President Bola Ahmed Tinubu has signed a far-reaching executive order mandating that all revenues accruing from Nigeria’s oil and gas operations be paid directly into the Federation Account, in what officials describe as a decisive step toward strengthening fiscal transparency, eliminating revenue leakages, and reinforcing constitutional compliance in public finance management.
The directive covers the full spectrum of petroleum-derived income, including crude oil sales proceeds, gas revenues, petroleum profit tax, royalties, signature bonuses, production sharing contract (PSC) earnings, license fees, penalties, and other statutory payments collected across the upstream, midstream, and downstream segments of the industry. Under the new order, no agency or state-owned enterprise is permitted to retain, deduct, or utilize oil and gas revenues outside the framework of the Federation Account without express constitutional or legislative backing.
Section 162(1) of the 1999 Constitution of the Federal Republic of Nigeria (as amended) stipulates that all revenues collected by the Government of the Federation must be paid into the Federation Account, except those specifically exempted by law. Funds in the account are subsequently distributed monthly among the federal, state, and local governments through the Federation Account Allocation Committee (FAAC).

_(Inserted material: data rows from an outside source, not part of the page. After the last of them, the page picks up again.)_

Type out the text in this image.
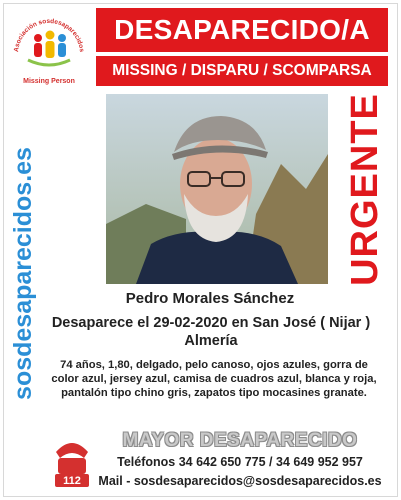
Asociación sosdesaparecidos
Missing Person
DESAPARECIDO/A
MISSING / DISPARU / SCOMPARSA
sosdesaparecidos.es	URGENTE
Pedro Morales Sánchez
Desaparece el 29-02-2020 en San José ( Nijar )
Almería
74 años, 1,80, delgado, pelo canoso, ojos azules, gorra de color azul, jersey azul, camisa de cuadros azul, blanca y roja, pantalón tipo chino gris, zapatos tipo mocasines granate.
112
MAYOR DESAPARECIDO
Teléfonos 34 642 650 775 / 34 649 952 957
Mail - sosdesaparecidos@sosdesaparecidos.es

Over the years, controversies have arisen over remittance practices within the petroleum sector. State governors have repeatedly raised concerns about under-remittances, discretionary cost recoveries, subsidy-related deductions, and operational expenditures that reduce net transfers into the Federation Account. Audit reports and legislative reviews have also pointed to inconsistencies in reporting frameworks and reconciliation processes.
The executive order is expected to directly affect key institutions within Nigeria’s petroleum governance architecture, including the Nigerian National Petroleum Company Limited (NNPCL), which transitioned into a limited liability company under the Petroleum Industry Act (PIA), as well as regulatory bodies such as the Nigerian Upstream Petroleum Regulatory Commission (NUPRC) and the Nigerian Midstream and Downstream Petroleum Regulatory Authority (NMDPRA).

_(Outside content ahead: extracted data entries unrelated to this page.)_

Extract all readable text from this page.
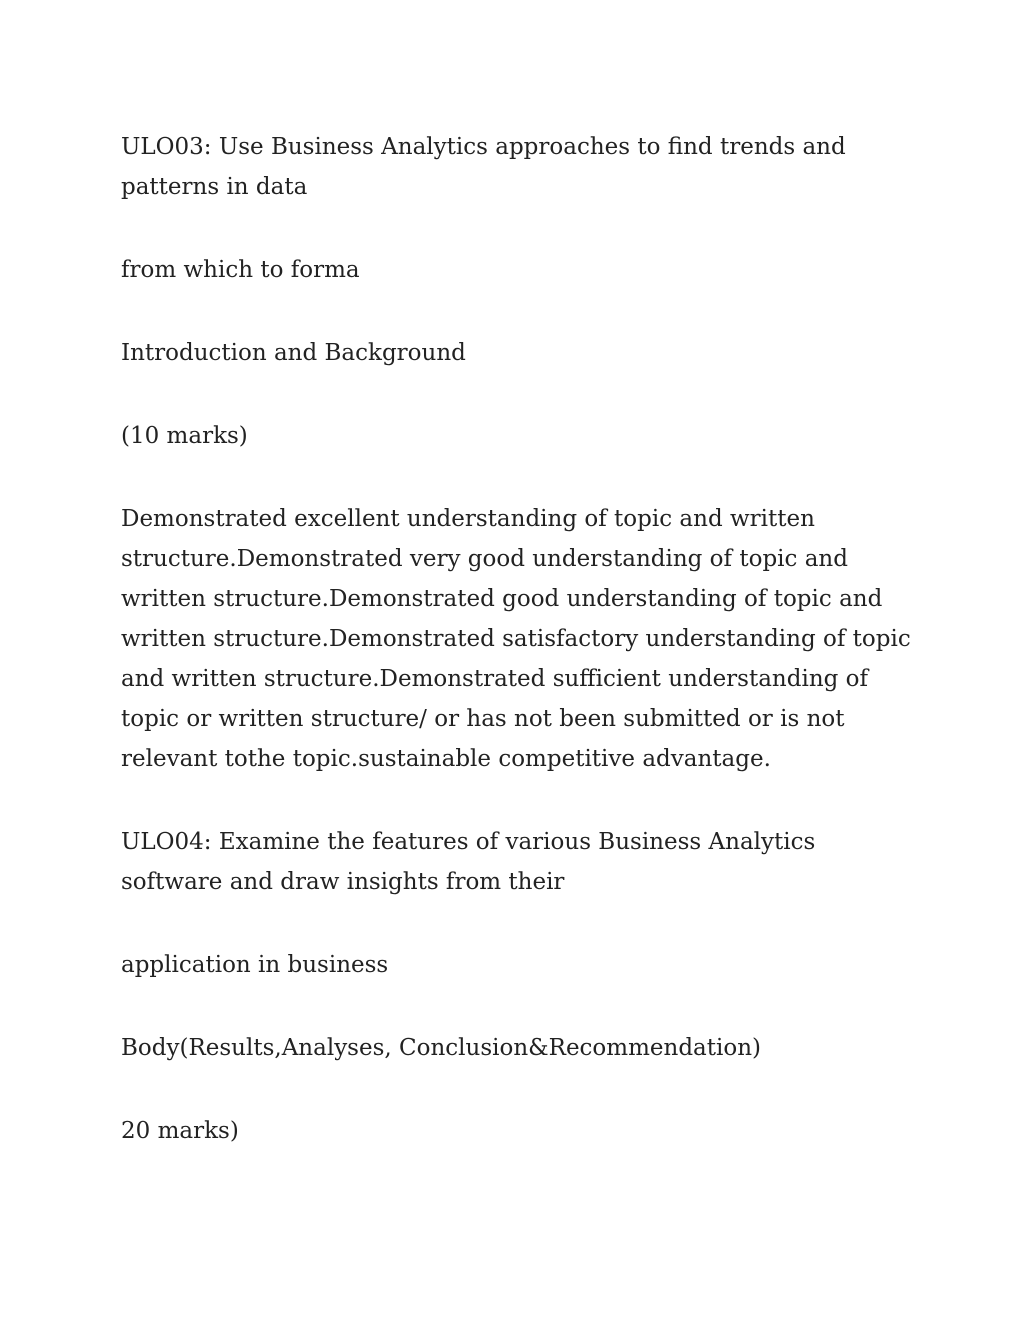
ULO03: Use Business Analytics approaches to find trends and patterns in data

from which to forma

Introduction and Background

(10 marks)

Demonstrated excellent understanding of topic and written structure.Demonstrated very good understanding of topic and written structure.Demonstrated good understanding of topic and written structure.Demonstrated satisfactory understanding of topic and written structure.Demonstrated sufficient understanding of topic or written structure/ or has not been submitted or is not relevant tothe topic.sustainable competitive advantage.

ULO04: Examine the features of various Business Analytics software and draw insights from their

application in business

Body(Results,Analyses, Conclusion&Recommendation)

20 marks)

While NNPCL now operates as a commercial entity, it remains wholly government-owned and plays a central role in crude oil marketing, joint venture operations, and production sharing arrangements. The new directive is likely to redefine the operational boundaries between commercial retention, statutory obligations, and remittance responsibilities. Fiscal experts note that the order may require strengthened reconciliation mechanisms between production data, export volumes, lifting schedules, and payment flows. Digital tracking systems, improved audit trails, and enhanced coordination between the Ministry of Finance, the Central Bank of Nigeria, and petroleum regulators are expected to form part of the enforcement framework.

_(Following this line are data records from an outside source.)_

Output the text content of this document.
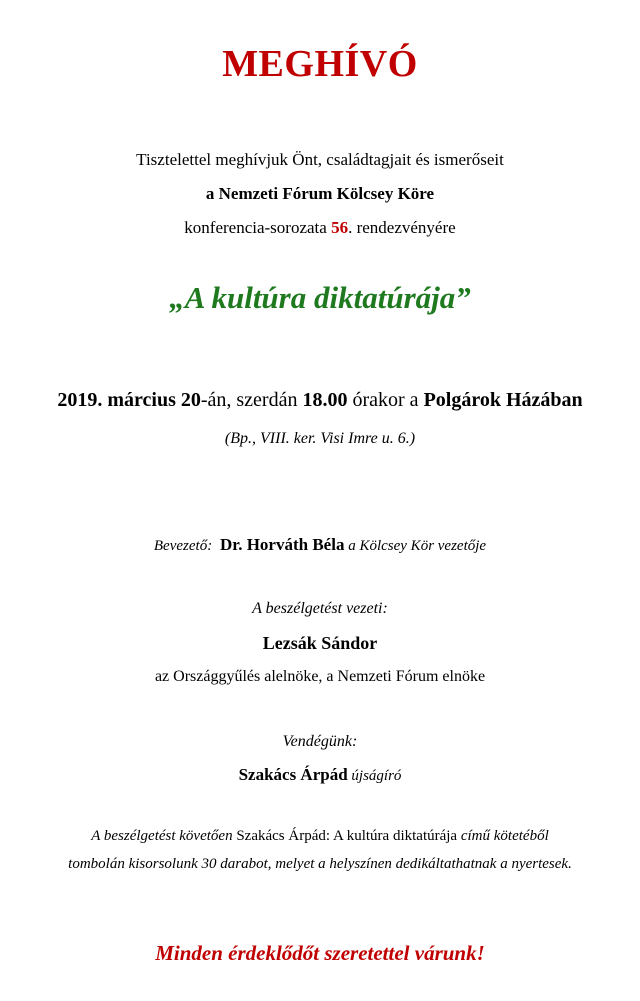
MEGHÍVÓ
Tisztelettel meghívjuk Önt, családtagjait és ismerőseit
a Nemzeti Fórum Kölcsey Köre
konferencia-sorozata 56. rendezvényére
„A kultúra diktatúrája”
2019. március 20-án, szerdán 18.00 órakor a Polgárok Házában
(Bp., VIII. ker. Visi Imre u. 6.)
Bevezető:  Dr. Horváth Béla a Kölcsey Kör vezetője
A beszélgetést vezeti:
Lezsák Sándor
az Országgyűlés alelnöke, a Nemzeti Fórum elnöke
Vendégünk:
Szakács Árpád újságíró
A beszélgetést követően Szakács Árpád: A kultúra diktatúrája című kötetéből
tombolán kisorsolunk 30 darabot, melyet a helyszínen dedikáltathatnak a nyertesek.
Minden érdeklődőt szeretettel várunk!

The move aligns with President Tinubu’s broader fiscal reform strategy aimed at expanding government revenue without increasing debt exposure. Since assuming office, the administration has prioritized subsidy removal, tax reform initiatives, and revenue harmonization policies intended to stabilize Nigeria’s macroeconomic environment.
Oil and gas remain the backbone of Nigeria’s external earnings, accounting for the majority of foreign exchange inflows and a significant portion of government revenue. However, volatility in global oil prices, production shortfalls due to pipeline vandalism and theft, and operational inefficiencies have constrained fiscal performance in recent years. By mandating direct remittance into the Federation Account, the presidency signals an intention to restore credibility to revenue accounting practices and ensure that distributable funds accurately reflect actual sector performance.
For state and local governments, the executive order could translate into improved predictability in monthly FAAC allocations, provided implementation is rigorous. Many states remain heavily dependent on federal transfers to fund recurrent expenditures, including salaries, pensions, and infrastructure projects. Enhanced transparency in oil and gas revenue remittance could therefore ease fiscal pressures at the subnational level. Governors have historically argued that clearer revenue reporting would enable more reliable budgeting and planning cycles.
Market analysts suggest the directive may be interpreted positively by international investors and credit rating agencies, particularly if it strengthens governance within the petroleum sector. Transparent revenue management is often viewed as a critical indicator of institutional stability in resource-dependent economies. However, implementation will be closely monitored, especially regarding transitional arrangements, treatment of legacy financial obligations, cost recovery structures under production sharing contracts, and the commercial autonomy of NNPCL under the PIA framework.
Policy observers emphasize that the success of the executive order will depend less on its announcement and more on enforcement discipline. Clear guidelines, periodic audits, public disclosure of remittance data, and sanctions for non-compliance will be necessary to achieve durable reform.